A elevação crônica da prolactina inibe a secreção pulsátil do GnRH hipotalâmico, resultando em supressão da liberação de LH e FSH pela hipófise e consequente hipogonadismo. Este mecanismo é central para as manifestações reprodutivas dos prolactinomas.
Os prolactinomas são os adenomas hipofisários mais comuns, caracterizados pela produção excessiva de prolactina (PRL). Sua importância clínica reside nas manifestações endócrinas e nos efeitos compressivos. A compreensão da fisiopatologia é crucial para o diagnóstico e manejo adequado, sendo um tema frequente em provas de residência. A hiperprolactinemia exerce seu efeito principal no eixo reprodutivo, inibindo a pulsatilidade do hormônio liberador de gonadotrofinas (GnRH) no hipotálamo. Essa inibição leva à redução da secreção de LH e FSH pela hipófise, resultando em hipogonadismo hipogonadotrófico. Clinicamente, isso se manifesta em mulheres como oligomenorreia, amenorreia, infertilidade e galactorreia, e em homens como diminuição da libido, disfunção erétil e infertilidade. O tratamento dos prolactinomas geralmente envolve agonistas dopaminérgicos, como a cabergolina ou bromocriptina, que reduzem os níveis de prolactina e o tamanho do tumor. A normalização dos níveis hormonais e a reversão do hipogonadismo são objetivos terapêuticos importantes para restaurar a função reprodutiva e prevenir complicações a longo prazo, como a osteopenia.

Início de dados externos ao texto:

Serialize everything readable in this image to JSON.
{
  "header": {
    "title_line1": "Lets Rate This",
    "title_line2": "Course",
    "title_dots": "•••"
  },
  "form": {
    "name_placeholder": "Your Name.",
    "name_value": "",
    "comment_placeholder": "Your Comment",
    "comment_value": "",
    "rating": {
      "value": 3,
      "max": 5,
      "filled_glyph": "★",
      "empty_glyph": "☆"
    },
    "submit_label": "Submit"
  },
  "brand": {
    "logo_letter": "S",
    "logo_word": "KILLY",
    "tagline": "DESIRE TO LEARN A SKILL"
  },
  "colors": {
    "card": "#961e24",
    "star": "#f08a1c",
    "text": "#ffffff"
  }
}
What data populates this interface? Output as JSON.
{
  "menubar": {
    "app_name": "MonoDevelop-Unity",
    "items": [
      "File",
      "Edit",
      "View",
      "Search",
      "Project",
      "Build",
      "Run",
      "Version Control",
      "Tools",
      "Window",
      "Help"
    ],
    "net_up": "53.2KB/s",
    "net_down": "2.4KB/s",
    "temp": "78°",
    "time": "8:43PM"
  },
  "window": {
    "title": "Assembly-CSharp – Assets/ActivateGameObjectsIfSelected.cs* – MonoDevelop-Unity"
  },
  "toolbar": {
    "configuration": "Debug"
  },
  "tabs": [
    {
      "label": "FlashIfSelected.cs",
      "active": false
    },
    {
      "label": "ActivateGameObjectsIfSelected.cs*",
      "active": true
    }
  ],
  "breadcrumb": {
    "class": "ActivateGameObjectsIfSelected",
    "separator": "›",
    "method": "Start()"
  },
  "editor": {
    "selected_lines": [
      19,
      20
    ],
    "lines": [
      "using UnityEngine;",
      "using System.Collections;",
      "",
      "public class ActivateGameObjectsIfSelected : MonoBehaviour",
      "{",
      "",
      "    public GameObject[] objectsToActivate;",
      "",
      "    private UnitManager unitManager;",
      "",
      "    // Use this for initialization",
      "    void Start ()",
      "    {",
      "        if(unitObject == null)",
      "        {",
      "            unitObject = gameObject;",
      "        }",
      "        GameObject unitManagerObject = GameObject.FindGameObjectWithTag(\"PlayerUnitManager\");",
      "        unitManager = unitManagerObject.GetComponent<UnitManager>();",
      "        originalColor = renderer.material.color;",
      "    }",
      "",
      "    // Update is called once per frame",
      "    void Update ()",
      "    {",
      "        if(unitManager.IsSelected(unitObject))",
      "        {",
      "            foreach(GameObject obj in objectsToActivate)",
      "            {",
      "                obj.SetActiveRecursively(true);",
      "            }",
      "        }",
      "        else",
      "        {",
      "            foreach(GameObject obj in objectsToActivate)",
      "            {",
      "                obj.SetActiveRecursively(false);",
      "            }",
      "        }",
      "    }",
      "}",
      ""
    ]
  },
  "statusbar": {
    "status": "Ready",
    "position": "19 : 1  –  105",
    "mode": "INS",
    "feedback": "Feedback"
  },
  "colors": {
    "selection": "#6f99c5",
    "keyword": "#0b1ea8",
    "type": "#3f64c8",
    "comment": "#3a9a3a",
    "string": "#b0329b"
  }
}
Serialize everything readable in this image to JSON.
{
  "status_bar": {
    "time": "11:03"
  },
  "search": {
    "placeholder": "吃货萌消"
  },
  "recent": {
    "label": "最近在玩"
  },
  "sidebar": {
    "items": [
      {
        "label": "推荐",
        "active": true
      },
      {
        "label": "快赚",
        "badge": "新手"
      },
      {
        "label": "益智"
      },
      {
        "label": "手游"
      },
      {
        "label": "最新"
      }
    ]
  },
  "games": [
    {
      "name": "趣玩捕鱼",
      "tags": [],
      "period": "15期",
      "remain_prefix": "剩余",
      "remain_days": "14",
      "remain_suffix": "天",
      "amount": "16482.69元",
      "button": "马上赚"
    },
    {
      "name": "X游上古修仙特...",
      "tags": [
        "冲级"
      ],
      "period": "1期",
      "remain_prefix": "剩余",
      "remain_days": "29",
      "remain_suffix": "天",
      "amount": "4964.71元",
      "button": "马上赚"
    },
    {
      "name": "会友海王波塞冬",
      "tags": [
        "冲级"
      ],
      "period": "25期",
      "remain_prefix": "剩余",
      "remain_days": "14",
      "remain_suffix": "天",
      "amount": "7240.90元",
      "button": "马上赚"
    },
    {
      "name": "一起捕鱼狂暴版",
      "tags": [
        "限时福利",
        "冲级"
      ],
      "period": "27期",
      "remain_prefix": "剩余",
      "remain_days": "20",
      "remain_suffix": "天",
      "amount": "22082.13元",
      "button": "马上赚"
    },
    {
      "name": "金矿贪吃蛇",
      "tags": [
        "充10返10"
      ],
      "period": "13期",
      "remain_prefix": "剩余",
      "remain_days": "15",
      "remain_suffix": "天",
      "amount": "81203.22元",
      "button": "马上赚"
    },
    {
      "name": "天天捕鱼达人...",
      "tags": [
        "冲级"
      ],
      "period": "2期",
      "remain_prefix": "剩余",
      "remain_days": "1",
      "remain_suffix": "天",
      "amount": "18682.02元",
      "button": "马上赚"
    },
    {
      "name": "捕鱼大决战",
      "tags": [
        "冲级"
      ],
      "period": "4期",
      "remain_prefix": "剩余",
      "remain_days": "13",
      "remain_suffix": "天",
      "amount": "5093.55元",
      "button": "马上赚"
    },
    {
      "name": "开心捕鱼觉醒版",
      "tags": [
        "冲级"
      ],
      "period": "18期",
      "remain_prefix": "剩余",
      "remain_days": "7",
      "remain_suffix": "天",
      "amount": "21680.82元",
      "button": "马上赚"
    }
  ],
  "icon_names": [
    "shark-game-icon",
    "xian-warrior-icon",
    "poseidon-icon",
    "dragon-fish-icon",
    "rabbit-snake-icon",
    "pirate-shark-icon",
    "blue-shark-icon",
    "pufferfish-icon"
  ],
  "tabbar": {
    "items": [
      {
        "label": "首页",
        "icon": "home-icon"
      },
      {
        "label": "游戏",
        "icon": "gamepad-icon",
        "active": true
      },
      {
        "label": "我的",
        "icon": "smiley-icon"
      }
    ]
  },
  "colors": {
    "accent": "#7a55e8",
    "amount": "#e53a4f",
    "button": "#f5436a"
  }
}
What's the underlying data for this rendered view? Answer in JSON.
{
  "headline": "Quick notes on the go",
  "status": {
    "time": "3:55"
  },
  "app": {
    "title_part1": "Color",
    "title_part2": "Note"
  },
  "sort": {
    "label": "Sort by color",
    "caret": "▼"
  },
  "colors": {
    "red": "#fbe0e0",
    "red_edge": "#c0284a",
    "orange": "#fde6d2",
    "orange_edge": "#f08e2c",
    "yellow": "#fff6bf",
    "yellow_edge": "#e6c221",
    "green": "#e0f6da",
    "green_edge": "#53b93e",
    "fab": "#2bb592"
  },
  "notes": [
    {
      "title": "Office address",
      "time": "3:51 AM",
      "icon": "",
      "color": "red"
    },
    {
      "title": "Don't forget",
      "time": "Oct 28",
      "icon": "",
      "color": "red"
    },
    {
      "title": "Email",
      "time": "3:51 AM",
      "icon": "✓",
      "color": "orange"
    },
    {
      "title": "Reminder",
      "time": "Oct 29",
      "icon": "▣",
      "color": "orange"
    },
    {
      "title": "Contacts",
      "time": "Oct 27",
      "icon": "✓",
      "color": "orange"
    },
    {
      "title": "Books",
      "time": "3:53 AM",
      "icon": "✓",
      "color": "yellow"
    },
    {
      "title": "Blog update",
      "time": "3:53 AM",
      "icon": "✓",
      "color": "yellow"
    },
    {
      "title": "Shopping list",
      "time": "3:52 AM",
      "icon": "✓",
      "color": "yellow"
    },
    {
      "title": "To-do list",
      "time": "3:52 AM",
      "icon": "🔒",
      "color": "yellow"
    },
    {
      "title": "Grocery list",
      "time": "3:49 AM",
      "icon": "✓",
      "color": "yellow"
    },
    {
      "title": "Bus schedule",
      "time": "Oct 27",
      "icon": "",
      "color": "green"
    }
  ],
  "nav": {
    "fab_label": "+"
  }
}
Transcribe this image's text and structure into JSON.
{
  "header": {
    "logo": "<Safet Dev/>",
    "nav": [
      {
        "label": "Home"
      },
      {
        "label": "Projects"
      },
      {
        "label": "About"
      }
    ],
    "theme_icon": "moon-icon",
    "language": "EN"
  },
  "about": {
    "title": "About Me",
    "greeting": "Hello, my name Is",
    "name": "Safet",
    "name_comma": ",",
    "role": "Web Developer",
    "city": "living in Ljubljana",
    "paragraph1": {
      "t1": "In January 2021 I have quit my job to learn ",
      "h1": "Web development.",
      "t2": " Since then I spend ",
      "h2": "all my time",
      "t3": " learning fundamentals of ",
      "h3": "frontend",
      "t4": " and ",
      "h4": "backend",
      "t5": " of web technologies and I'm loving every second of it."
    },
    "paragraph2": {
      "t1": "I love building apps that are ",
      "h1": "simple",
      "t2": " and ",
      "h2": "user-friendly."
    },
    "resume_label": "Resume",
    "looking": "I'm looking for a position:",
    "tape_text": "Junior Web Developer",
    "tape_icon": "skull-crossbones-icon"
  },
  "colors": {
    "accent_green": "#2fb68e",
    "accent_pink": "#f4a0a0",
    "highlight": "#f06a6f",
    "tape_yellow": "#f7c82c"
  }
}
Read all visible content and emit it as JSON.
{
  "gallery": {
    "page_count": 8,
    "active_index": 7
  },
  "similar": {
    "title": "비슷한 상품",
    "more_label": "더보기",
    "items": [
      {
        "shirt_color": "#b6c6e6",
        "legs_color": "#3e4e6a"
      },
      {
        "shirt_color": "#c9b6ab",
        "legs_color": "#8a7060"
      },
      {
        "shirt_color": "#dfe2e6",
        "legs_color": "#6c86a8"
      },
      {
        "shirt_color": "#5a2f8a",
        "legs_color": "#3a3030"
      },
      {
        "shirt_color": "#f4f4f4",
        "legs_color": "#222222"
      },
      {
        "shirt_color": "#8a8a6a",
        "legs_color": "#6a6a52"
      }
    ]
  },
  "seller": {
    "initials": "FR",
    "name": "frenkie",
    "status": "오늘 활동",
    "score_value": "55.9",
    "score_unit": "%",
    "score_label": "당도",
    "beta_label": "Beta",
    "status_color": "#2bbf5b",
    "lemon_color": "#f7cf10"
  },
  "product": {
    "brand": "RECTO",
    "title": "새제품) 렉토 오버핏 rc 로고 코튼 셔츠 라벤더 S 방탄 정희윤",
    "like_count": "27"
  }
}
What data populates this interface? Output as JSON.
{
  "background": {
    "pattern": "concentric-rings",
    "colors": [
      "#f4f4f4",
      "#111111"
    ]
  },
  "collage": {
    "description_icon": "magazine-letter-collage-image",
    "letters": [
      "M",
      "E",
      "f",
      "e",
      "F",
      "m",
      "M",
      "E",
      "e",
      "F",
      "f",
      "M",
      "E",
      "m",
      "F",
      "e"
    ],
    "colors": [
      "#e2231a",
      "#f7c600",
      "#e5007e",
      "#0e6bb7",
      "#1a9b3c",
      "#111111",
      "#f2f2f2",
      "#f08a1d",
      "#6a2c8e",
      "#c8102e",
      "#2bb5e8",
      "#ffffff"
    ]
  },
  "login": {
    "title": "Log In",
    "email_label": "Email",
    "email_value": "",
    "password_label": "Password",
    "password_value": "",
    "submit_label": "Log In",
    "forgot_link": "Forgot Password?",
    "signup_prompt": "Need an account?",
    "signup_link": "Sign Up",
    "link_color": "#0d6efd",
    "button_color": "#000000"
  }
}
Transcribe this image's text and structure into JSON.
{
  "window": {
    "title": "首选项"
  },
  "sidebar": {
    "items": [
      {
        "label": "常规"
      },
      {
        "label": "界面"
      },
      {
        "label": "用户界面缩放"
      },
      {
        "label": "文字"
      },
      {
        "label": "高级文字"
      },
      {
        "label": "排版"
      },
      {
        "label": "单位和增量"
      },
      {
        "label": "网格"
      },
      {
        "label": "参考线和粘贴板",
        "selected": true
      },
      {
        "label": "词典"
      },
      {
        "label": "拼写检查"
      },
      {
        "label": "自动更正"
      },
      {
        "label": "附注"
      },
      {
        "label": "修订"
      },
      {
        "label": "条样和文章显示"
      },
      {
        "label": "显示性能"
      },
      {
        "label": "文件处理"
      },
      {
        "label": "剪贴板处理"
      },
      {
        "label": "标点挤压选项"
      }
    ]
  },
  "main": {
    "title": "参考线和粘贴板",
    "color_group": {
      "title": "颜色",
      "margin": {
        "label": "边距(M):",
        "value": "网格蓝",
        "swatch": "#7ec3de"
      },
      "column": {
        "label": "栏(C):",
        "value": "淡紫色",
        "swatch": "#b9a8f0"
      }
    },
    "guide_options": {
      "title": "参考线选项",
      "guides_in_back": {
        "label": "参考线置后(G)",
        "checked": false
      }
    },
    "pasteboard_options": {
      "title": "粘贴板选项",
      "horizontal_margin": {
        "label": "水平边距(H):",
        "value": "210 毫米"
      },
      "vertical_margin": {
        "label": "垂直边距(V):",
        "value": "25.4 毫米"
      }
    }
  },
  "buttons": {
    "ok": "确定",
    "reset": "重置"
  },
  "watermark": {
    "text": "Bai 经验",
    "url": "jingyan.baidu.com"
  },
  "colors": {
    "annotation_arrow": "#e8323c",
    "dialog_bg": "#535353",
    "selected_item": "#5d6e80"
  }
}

As manifestações incluem galactorreia, distúrbios menstruais (oligomenorreia, amenorreia), infertilidade em mulheres e disfunção erétil, diminuição da libido e infertilidade em homens, além de sintomas compressivos como cefaleia e distúrbios visuais.
A prolactina elevada inibe a secreção pulsátil do hormônio liberador de gonadotrofinas (GnRH) pelo hipotálamo, o que, por sua vez, diminui a liberação de LH e FSH pela hipófise, resultando em hipogonadismo hipogonadotrófico.
O hipogonadismo crônico pode levar à diminuição da densidade mineral óssea (osteopenia/osteoporose) em ambos os sexos, além de impactar negativamente a libido e a fertilidade.